I nodded in agreement. “It’s supposed to be nice this weekend, I think.”
Liz stuck her arm out at an approaching cab. “Thanks for the drinks, Caitlin. I’ll get the next round.”
I smiled to myself as her cab pulled away. I watched it break at the light before hooking a left on East Forty-fifth Street, relief drenching my bones. I hadn’t fucked it up. I’ll get the next round. There would be a next round.
Liz would be my ally. She would be my inside source of all knowledge of you and Jake. And knowledge is power, Molly. The more I knew, the easier it would be for me to tear the two of you apart—for good this time.
Chapter Twenty-six
Molly
2015
That first day at the coffee shop, Molly and Hunter didn’t get any work done. After ten minutes of sitting across from each other—half working, half chatting—Hunter closed his laptop and asked if he could buy her a cup of coffee.
She glanced down at her latte. “I’ve got one, but thanks.” She closed her own computer. Molly was sick of picking apart her manuscript, endlessly searching for ways to make it worthy of a book deal, and the man in front of her was nice to look at. Not Jake attractive, but tall, dark, and handsome in a grown-up looking way that reminded her of the dads in kid movies who shaved every day and wore crisp, clean suits to work and always carried the newspaper. Molly thought he had to be at least thirty.
“Right.” Hunter’s smile was slightly crooked, but endearing. Like that cute actor, Molly couldn’t remember his name. Rory’s love interest on Gilmore Girls. “So what are you working on?”
“Editing a novel.” Molly gave him a synopsis of the manuscript, explained that she’d been signed by a literary agent but that they were still trying to find the right editor for it. She noticed, as she was talking, how much confidence she’d acquired over the past two years. She used to hate discussing her writing with strangers—it had made her feel exposed, presumptuous. But then Jake—a successful “working” artist—had deemed her a writer, and it became a label she stopped questioning, one she started to wear with pride. Molly wondered, fleetingly, why she had needed Jake to believe in her before she believed in herself. It didn’t feel romantic or fated, as it once had in the beginning. It felt wrong.
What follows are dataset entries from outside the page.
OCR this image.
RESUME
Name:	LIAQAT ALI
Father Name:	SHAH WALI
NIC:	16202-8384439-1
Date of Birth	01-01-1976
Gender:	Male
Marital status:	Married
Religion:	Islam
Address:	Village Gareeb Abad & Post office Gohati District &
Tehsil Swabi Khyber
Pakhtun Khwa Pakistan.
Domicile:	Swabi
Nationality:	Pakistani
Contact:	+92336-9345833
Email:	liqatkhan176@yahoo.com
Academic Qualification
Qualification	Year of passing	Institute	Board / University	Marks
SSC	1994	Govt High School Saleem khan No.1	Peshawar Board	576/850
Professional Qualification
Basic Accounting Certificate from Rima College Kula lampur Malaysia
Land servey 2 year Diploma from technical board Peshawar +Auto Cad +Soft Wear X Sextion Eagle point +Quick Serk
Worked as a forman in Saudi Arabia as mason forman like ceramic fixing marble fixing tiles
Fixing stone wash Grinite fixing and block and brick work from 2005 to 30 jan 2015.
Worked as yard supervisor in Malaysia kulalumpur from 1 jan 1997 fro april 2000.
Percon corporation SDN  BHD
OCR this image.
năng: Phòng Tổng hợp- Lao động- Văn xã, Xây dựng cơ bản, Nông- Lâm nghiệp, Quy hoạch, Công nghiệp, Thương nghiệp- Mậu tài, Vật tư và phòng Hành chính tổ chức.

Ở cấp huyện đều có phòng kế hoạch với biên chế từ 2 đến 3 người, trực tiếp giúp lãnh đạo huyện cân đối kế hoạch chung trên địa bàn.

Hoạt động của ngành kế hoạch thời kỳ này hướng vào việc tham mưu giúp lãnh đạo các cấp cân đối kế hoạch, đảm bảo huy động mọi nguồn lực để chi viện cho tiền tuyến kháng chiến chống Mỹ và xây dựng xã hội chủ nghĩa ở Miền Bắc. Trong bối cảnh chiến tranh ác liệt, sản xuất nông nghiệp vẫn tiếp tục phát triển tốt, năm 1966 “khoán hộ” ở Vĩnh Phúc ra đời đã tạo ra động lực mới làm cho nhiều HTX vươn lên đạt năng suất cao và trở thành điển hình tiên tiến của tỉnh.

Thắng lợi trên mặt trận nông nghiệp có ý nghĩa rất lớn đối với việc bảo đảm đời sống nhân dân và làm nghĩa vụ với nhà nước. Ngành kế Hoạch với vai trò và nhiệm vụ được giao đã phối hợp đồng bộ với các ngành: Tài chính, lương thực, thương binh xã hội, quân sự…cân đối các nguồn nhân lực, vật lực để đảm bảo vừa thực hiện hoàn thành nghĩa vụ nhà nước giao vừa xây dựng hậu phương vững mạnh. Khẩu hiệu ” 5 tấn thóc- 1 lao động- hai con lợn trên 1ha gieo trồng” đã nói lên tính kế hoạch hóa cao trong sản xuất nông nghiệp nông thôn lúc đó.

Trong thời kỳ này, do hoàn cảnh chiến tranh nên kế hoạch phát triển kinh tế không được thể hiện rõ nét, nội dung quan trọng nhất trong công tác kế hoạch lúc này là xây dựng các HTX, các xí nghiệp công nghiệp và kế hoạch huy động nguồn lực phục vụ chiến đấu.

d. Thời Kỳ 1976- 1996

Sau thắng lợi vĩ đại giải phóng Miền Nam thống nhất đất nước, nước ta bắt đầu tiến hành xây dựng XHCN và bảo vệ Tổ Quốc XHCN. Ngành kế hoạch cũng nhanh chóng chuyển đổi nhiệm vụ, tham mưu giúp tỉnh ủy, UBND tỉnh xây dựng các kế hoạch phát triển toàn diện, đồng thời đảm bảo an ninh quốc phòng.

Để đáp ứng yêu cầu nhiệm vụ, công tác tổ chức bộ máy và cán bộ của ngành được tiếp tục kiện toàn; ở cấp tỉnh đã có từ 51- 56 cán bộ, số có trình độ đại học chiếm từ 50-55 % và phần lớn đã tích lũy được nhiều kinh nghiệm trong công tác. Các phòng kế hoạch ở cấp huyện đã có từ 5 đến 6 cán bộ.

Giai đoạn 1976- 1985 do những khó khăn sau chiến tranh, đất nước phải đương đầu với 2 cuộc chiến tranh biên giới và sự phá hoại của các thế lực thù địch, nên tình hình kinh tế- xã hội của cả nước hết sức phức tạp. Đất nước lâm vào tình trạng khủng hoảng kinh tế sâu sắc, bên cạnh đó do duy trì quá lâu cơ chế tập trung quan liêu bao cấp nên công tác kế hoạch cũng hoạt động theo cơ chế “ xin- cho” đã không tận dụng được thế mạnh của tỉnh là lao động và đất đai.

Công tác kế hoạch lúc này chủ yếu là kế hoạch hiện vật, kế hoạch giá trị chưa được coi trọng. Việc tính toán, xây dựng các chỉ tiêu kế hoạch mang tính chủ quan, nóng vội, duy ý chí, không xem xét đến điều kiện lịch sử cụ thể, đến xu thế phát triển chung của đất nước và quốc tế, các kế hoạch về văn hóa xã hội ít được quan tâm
“That’s huge that you have an agent,” Hunter said when she’d finished speaking, his expression genuine. “My aunt is a writer, and she’s never been able to find representation, not in thirty years. She’s self-published three novels now, each of which have about seven Amazon reviews. All by family members, I’m fairly sure.” Hunter smiled. “No, really, publishing is a tough business to crack. I don’t think I’ve ever met anyone with a literary agent. Well done.” He blinked. His eyes were the color of milk chocolate, and something in them was so familiar.
“Thank you.” Molly knew he could be trying to flatter her, but his words felt authentic. “And what do you do?”
She listened to Hunter describe his job in sports marketing, a career that seemed to fit him entirely. The industry wasn’t particularly interesting to Molly, but she could tell that he was genuinely passionate about his work, and she’d always found passion attractive.
When the waitress came by, Hunter ordered another coffee, and Molly followed suit. She didn’t think too hard about it. It was nice talking with a man who wasn’t Jake, someone who wasn’t consumed by his own impenetrable self-torment, who hadn’t thought to ask her once in the past two weeks how she was doing.
Their conversation flowed into the afternoon, the tables around them emptying and filling with new customers. Molly learned that Hunter had grown up in Connecticut, where his mother and older brother still lived. He’d gone to Dartmouth and, after graduating, had spent a year traveling through South America before moving to San Francisco for business school, then back to the East Coast. He’d recently moved out of the Murray Hill apartment he’d shared with friends and into his own place, a one-bedroom in a high-rise on Kent, overlooking the river. He played in a weeknight soccer league and loved sports, and woodworking was a longtime hobby. And, he confessed to Molly, he’d recently broken up with someone. They’d dated for a year and change, and he hadn’t felt serious enough about her to keep it going.
Hunter interlaced his hands on the table, and Molly noticed the half-moons on his neatly trimmed fingernails—the opposite of Jake’s, which were bitten down to the quick. She needed to stop doing this, stop comparing everything about this stranger to Jake.